Logo16x Eval

Claude Opus 4 and Claude Sonnet 4 Evaluation Results

Posted on May 25, 2025 by Zhu Liang

Anthropic recently announced Claude Opus 4 and Claude Sonnet 4, positioning them as leaders in coding and complex problem-solving.

We tested both Claude Opus 4 and Claude Sonnet 4 (default mode, no extended thinking) across multiple coding and writing tasks in our evaluation set to see how they perform against other models.

Our results are consistent with Anthropic's claims of state-of-the-art performance with 72.5% on SWE-bench Verified for Opus 4 and 72.7% for Sonnet 4 (default mode, no extended thinking).

Here are the summaries of the evaluations across 4 tasks:

Claude Opus 4 Evaluation Summary on 16x Eval
Claude Opus 4 Evaluation Summary on 16x Eval
Claude Sonnet 4 Evaluation Summary on 16x Eval
Claude Sonnet 4 Evaluation Summary on 16x Eval

Simple Coding Task: Next.js TODO App

For a straightforward task of adding features to a Next.js TODO app, both Claude models demonstrated impressive conciseness and instruction-following capabilities. Claude Opus 4 took the top spot with a remarkable 9.5/10 rating.

Claude 4 Models Performance on Simple TODO Task. See the full test data on GitHub
Claude 4 Models Performance on Simple TODO Task. See the full test data on GitHub

Claude Sonnet 4 also performed strongly, tying with GPT-4.1 at 9.25/10.

Both Claude models produced notably more concise code compared to other models in the test while maintaining correct functionality.

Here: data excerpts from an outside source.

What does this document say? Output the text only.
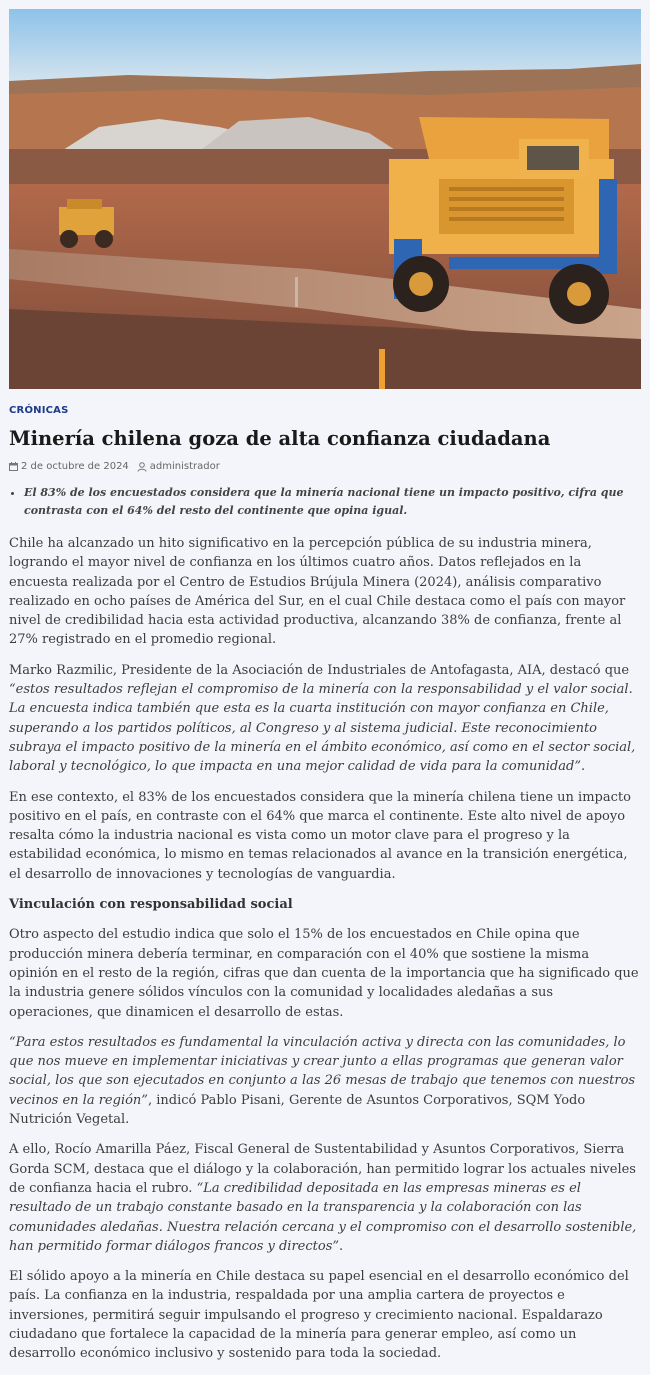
CRÓNICAS
Minería chilena goza de alta confianza ciudadana
2 de octubre de 2024 administrador
• El 83% de los encuestados considera que la minería nacional tiene un impacto positivo, cifra que contrasta con el 64% del resto del continente que opina igual.

Chile ha alcanzado un hito significativo en la percepción pública de su industria minera, logrando el mayor nivel de confianza en los últimos cuatro años. Datos reflejados en la encuesta realizada por el Centro de Estudios Brújula Minera (2024), análisis comparativo realizado en ocho países de América del Sur, en el cual Chile destaca como el país con mayor nivel de credibilidad hacia esta actividad productiva, alcanzando 38% de confianza, frente al 27% registrado en el promedio regional.

Marko Razmilic, Presidente de la Asociación de Industriales de Antofagasta, AIA, destacó que “estos resultados reflejan el compromiso de la minería con la responsabilidad y el valor social. La encuesta indica también que esta es la cuarta institución con mayor confianza en Chile, superando a los partidos políticos, al Congreso y al sistema judicial. Este reconocimiento subraya el impacto positivo de la minería en el ámbito económico, así como en el sector social, laboral y tecnológico, lo que impacta en una mejor calidad de vida para la comunidad”.

En ese contexto, el 83% de los encuestados considera que la minería chilena tiene un impacto positivo en el país, en contraste con el 64% que marca el continente. Este alto nivel de apoyo resalta cómo la industria nacional es vista como un motor clave para el progreso y la estabilidad económica, lo mismo en temas relacionados al avance en la transición energética, el desarrollo de innovaciones y tecnologías de vanguardia.

Vinculación con responsabilidad social

Otro aspecto del estudio indica que solo el 15% de los encuestados en Chile opina que producción minera debería terminar, en comparación con el 40% que sostiene la misma opinión en el resto de la región, cifras que dan cuenta de la importancia que ha significado que la industria genere sólidos vínculos con la comunidad y localidades aledañas a sus operaciones, que dinamicen el desarrollo de estas.

“Para estos resultados es fundamental la vinculación activa y directa con las comunidades, lo que nos mueve en implementar iniciativas y crear junto a ellas programas que generan valor social, los que son ejecutados en conjunto a las 26 mesas de trabajo que tenemos con nuestros vecinos en la región”, indicó Pablo Pisani, Gerente de Asuntos Corporativos, SQM Yodo Nutrición Vegetal.

A ello, Rocío Amarilla Páez, Fiscal General de Sustentabilidad y Asuntos Corporativos, Sierra Gorda SCM, destaca que el diálogo y la colaboración, han permitido lograr los actuales niveles de confianza hacia el rubro. “La credibilidad depositada en las empresas mineras es el resultado de un trabajo constante basado en la transparencia y la colaboración con las comunidades aledañas. Nuestra relación cercana y el compromiso con el desarrollo sostenible, han permitido formar diálogos francos y directos”.

El sólido apoyo a la minería en Chile destaca su papel esencial en el desarrollo económico del país. La confianza en la industria, respaldada por una amplia cartera de proyectos e inversiones, permitirá seguir impulsando el progreso y crecimiento nacional. Espaldarazo ciudadano que fortalece la capacidad de la minería para generar empleo, así como un desarrollo económico inclusivo y sostenido para toda la sociedad.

Complex Visualization Task

When tested on creating benchmark visualizations from data, both Claude models scored 8.5/10, demonstrating solid performance.

Benchmark Visualization Comparison. See the full results on GitHub
Benchmark Visualization Comparison. See the full results on GitHub

Both Claude 4 models produced side-by-side comparisons for each model, which we found to be a novel approach that no other model attempted. However, they lacked clear labels and color-coding that would improve readability.

Claude Opus 4 Output for Benchmark Visualization Task. See the full results on GitHub
Claude Opus 4 Output for Benchmark Visualization Task. See the full results on GitHub

GPT-4.1 matched their score, without side-by-side comparisons, but provided clearer labels.

GPT-4.1 Output for Benchmark Visualization Task. See the full results on GitHub
GPT-4.1 Output for Benchmark Visualization Task. See the full results on GitHub

TypeScript Type Narrowing Challenge

On an uncommon TypeScript type narrowing problem, Claude Opus 4 excelled with an 8.5/10 rating. The model provided two working methods, showing deep understanding of TypeScript's type system. Claude Sonnet 4 scored 8/10, with its second method working correctly.

TypeScript Narrowing Task Results. See the full test data on GitHub
TypeScript Narrowing Task Results. See the full test data on GitHub

This specialized task revealed the Claude 4 models' strengths in handling complex, less common programming scenarios. Both GPT-4.1 and Gemini 2.5 Pro used the in keyword approach, which was less optimal.

Writing Task: AI Timeline Creation

Both Claude 4 models achieved top scores on the AI timeline writing task, earning 9.5/10 ratings. They covered 16 out of 18 required points while following the correct format, demonstrating strong comprehension and attention to detail.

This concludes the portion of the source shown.